Aber „Rogue One“ sieht nicht nur unglaublich gut aus, er macht mit seiner Geschichte um einen Haufen Guerillas auch auf eine ganz andere Weise Spaß. Wie schon in „Star Wars: The Clone Wars“ angedeutet und konsequent in „Star Wars: Rebels“ weitergeführt, verschiebt „Rogue One“ den Fokus weg von den edlen Jedi-Rittern mit ihrem hohen Output an Pseudo-Weisheiten und hin zu einer verwegener Randgruppe mit deutlichem Hang zum Terrorismus. Ein Hoch auf Felicity Jones, Diego Luna und den Rest des gelungenen Casts, der den mutigen Weg dieser Produktion dabei so unterhaltsam trägt. Am besten haben mir hier Wen Jiang und Donnie Yen gefallen, deren gegensätzliche Persönlichkeiten wie eine Metapher auf die Unterschiede zwischen dem eher brachialen „Rogue One“ und den traditionellen Werten der Saga wirken. Und dann gibt es noch die bekannten Gesichter, mit denen so wunderbar glaubhaft eine Brücke zur klassischen Trilogie geschlagen wird, dass man sich als Episode Eins bis Drei eigentlich bloß noch in einer Ecke schämen müsste. Eines dieser bekannten Gesichter dreht dann auch im Finale noch mal so richtig auf und ich hatte so ein wenig das Gefühl, dass es dort etwas zu kompensieren gab. Ich war ob des epischen Einschlags dieser Szene wirklich den Tränen der Freude nah. Spätestens dann wird aber auch klar, dass alle sieben vorangegangenen Filme im Vergleich zu „Rogue One“ von nun an die Kinderfilme der Reihe sind.

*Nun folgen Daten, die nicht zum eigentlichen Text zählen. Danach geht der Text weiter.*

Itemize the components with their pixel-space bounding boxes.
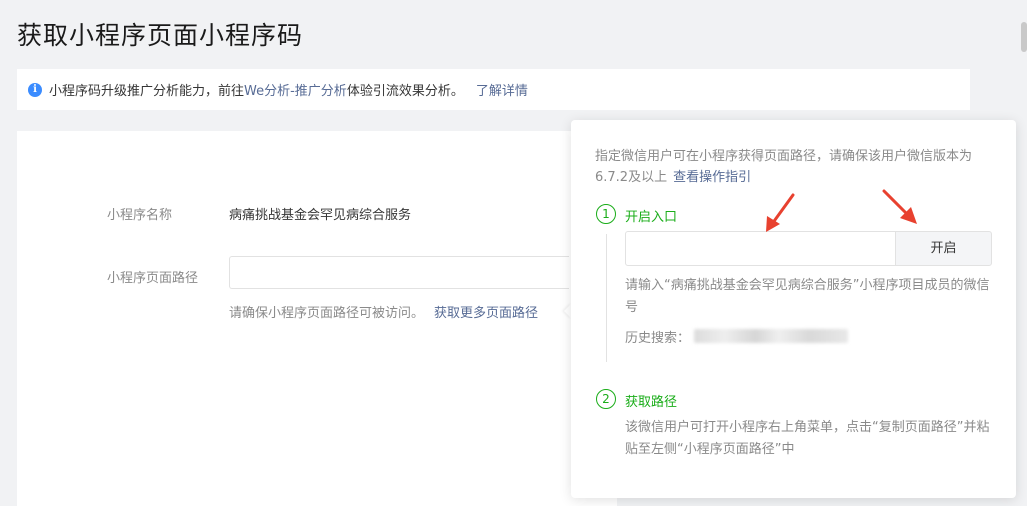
learn-more-link[interactable]: 了解详情 [476,80,528,99]
we-analysis-link[interactable]: We分析-推广分析 [244,80,347,99]
step1-title: 开启入口 [625,210,678,225]
path-label: 小程序页面路径 [107,271,199,286]
name-label: 小程序名称 [107,208,173,223]
step1-help: 请输入“病痛挑战基金会罕见病综合服务”小程序项目成员的微信号 [625,278,990,315]
page-path-input[interactable] [229,256,569,289]
popover-desc: 指定微信用户可在小程序获得页面路径，请确保该用户微信版本为6.7.2及以上 查看操… [595,146,995,188]
wechat-id-input[interactable] [625,231,897,266]
path-hint: 请确保小程序页面路径可被访问。 获取更多页面路径 [229,302,538,321]
notice-text-before: 小程序码升级推广分析能力，前往 [49,84,245,99]
step2-title: 获取路径 [625,395,678,410]
step-connector [606,234,607,362]
page-title: 获取小程序页面小程序码 [17,21,304,50]
popover-desc-text: 指定微信用户可在小程序获得页面路径，请确保该用户微信版本为6.7.2及以上 [595,149,973,185]
history-items-blurred[interactable] [694,329,848,343]
step2-number: 2 [596,389,616,409]
name-value: 病痛挑战基金会罕见病综合服务 [229,208,412,223]
info-icon: i [28,82,42,97]
scrollbar[interactable] [1021,22,1027,52]
path-popover: 指定微信用户可在小程序获得页面路径，请确保该用户微信版本为6.7.2及以上 查看操… [571,120,1016,498]
more-paths-link[interactable]: 获取更多页面路径 [434,306,538,321]
history-label: 历史搜索： [625,331,691,346]
notice-bar: i 小程序码升级推广分析能力，前往 We分析-推广分析 体验引流效果分析。 了解… [17,69,970,110]
red-arrow-right [882,189,917,224]
step2-desc: 该微信用户可打开小程序右上角菜单，点击“复制页面路径”并粘贴至左侧“小程序页面路… [625,420,990,457]
red-arrow-left [766,193,795,232]
path-hint-text: 请确保小程序页面路径可被访问。 [229,306,425,321]
step1-number: 1 [596,204,616,224]
guide-link[interactable]: 查看操作指引 [673,170,751,185]
open-entry-button[interactable]: 开启 [895,231,992,266]
notice-text-after: 体验引流效果分析。 [346,84,464,99]
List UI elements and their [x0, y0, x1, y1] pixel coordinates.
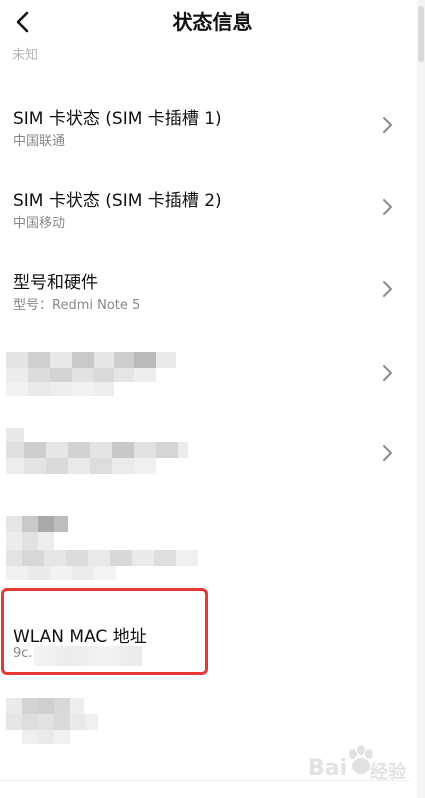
- watermark-text: Bai: [308, 756, 348, 781]
- chevron-right-icon: [383, 199, 392, 215]
- pixelated-redaction: [6, 352, 176, 400]
- pixelated-redaction: [6, 698, 98, 746]
- list-item-sim-slot-2[interactable]: SIM 卡状态 (SIM 卡插槽 2) 中国移动: [0, 172, 410, 248]
- page-title: 状态信息: [172, 10, 253, 34]
- item-subtitle: 型号：Redmi Note 5: [13, 298, 141, 313]
- header-bar: 状态信息: [0, 0, 425, 44]
- item-title: SIM 卡状态 (SIM 卡插槽 2): [13, 191, 222, 211]
- list-item-sim-slot-1[interactable]: SIM 卡状态 (SIM 卡插槽 1) 中国联通: [0, 90, 410, 166]
- chevron-right-icon: [383, 117, 392, 133]
- red-highlight-box: [1, 588, 208, 675]
- chevron-right-icon: [383, 445, 392, 461]
- pixelated-redaction: [6, 428, 188, 480]
- item-subtitle: 中国移动: [13, 216, 66, 231]
- chevron-right-icon: [383, 365, 392, 381]
- pixelated-redaction: [6, 516, 206, 580]
- partial-item-subtitle: 未知: [12, 48, 39, 61]
- item-title: 型号和硬件: [13, 273, 98, 293]
- scrollbar-thumb[interactable]: [418, 6, 424, 62]
- list-item-redacted-1[interactable]: [0, 344, 410, 410]
- list-item-model-hardware[interactable]: 型号和硬件 型号：Redmi Note 5: [0, 256, 410, 332]
- chevron-right-icon: [383, 281, 392, 297]
- item-subtitle: 中国联通: [13, 134, 66, 149]
- watermark-text-2: 经验: [370, 762, 406, 783]
- list-item-redacted-2[interactable]: [0, 422, 410, 492]
- baidu-watermark: Bai 经验: [308, 744, 408, 788]
- item-title: SIM 卡状态 (SIM 卡插槽 1): [13, 109, 222, 129]
- scrollbar-track[interactable]: [417, 0, 425, 798]
- list-item-redacted-3[interactable]: [0, 508, 410, 584]
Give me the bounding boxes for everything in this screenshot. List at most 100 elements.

Natürlich gibt es auch in diesem Film mehr als eine Parallele zu bekannten Elementen aus dem Star Wars Universum. Seien es nun die vielen Anspielungen oder die bekannten Strukturen im späteren Verlauf der Geschichte. Aber all das hält sich doch eher bedeckt und wäre in meinem Fall bloß meckern auf sehr hohem Niveau. So bleibt für mich der schlimmste Patzer tatsächlich der, dass Gareth Edwards nicht auch noch die nächsten Star Wars Filme drehen wird. In einem Jahr werden wir sehen, ob ich da eines besseren belehrt werde.